Respect for authority is a pre-requisite for leadership; if one does not adhere to the concept of authority, then leadership is meaningless. And without the humility to recognize forces beyond one’s control, any leader may become vulnerable to the bottomless needs of their ego (see: Weiner, Spitzer, Clinton, Kennedy et al.).    

Family, then, in the way Hirsch sees it, becomes not only a moderating force but a model. “There’s this sense of family being the determinant of how you’ll function in community and it’s meant to prepare you for that,” Brown said. But, she added, “Today we don’t think of leadership that way.” The biblical ideal does not translate particularly well in most of American politics where there is tendency to separate the private individual from the public figure. “And as a result, we have loads of politicians who are not fidelitous [sic] to their spouses and that is somehow separate from their relationship to leadership. We kind of atomize that they lead in one arena and they may not be moral exemplars in another.

“But what if we looked at someone and said, ‘Who are you in all these different situations? What is your identity in the boardroom, in the bedroom, in the playroom, in the family room, in your volunteer context; who are you?’ How can you create a more holistic identity so that you’re leading in any place you are?”

Weiner may be learning this lesson in reverse. He began his career as a dazzling boy wonder who whizzed into political office at 27 with all that blustery boy swagger only to become unglued by 46.  Van Meter tells us, his “pugilistic political persona bled into his personal life and made him, ‘hard to take,’” — that last quote courtesy of his brother, Jason Weiner. 

Only now, at 48, after a humiliating collapse is he confronting the demons of his discontinuous personality and beginning the work of the family. Stripped of her political power role, he is taking turns as husband, father, friend, brother.

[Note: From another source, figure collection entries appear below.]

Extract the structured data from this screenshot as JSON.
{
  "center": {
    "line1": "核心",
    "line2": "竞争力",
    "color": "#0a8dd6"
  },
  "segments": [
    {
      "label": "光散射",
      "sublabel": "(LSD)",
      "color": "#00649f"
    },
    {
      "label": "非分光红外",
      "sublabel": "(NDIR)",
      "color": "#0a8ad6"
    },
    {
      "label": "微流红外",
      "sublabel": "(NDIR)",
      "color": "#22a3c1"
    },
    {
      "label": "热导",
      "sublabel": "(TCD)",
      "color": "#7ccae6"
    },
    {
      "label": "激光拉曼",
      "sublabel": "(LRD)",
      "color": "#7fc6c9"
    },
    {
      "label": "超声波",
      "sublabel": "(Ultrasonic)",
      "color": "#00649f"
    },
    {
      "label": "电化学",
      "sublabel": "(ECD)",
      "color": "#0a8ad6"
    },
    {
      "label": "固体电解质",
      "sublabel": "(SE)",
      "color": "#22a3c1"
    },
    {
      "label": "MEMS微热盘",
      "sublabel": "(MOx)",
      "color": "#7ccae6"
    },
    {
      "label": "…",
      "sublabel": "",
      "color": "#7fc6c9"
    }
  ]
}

It can be granted that Weiner’s lachrymose lament does seem genuine (he refers to himself as an idiot three times in the story), but no remorse is entirely selfless; the need for redemption undergirds repentance. And with a New York City mayoral race  around the corner, and apparently some valuable campaign matching funds set to expire soon after that, Weiner has his eye on returning to politics. Private penitence, it seems, is incomplete without public absolution.

According to the article:

[H]is political committee spent more than $100,000 on polling and research by Obama’s longtime pollster, David Binder… The focus of the poll, Binder says, was the question “Are voters willing to give him a second chance or not, regardless of what race or what contest?”

Barring something truly egregious (which, let’s face it, an explicit tweet is not), Judaism teaches that both God and man are inclined towards second chances. Every year on Yom Kippur, Jews repent their sins and repair broken relationships in order to restore themselves to dignified living.

Still he says, “I want to ask people to give me a second chance. I do want to have that conversation with people whom I let down and with people who put their faith in me and who wanted to support me. I think to some degree I do want to say to them, ‘Give me another chance.’”

He deserves a chance to do that teshuva, literally “return” in Hebrew — a return to fidelity, to rectitude, to goodness and wholeness. Perhaps his reconciliation with his family will prove edifying in his political life. Could error, struggle and salvation accord him the gift of better leadership?

Maybe. As Weiner said of the polling results on his character, “People are generally prepared to get over it, but they don’t know if they’re prepared to vote for me. And there’s a healthy number of people who will never get over it.”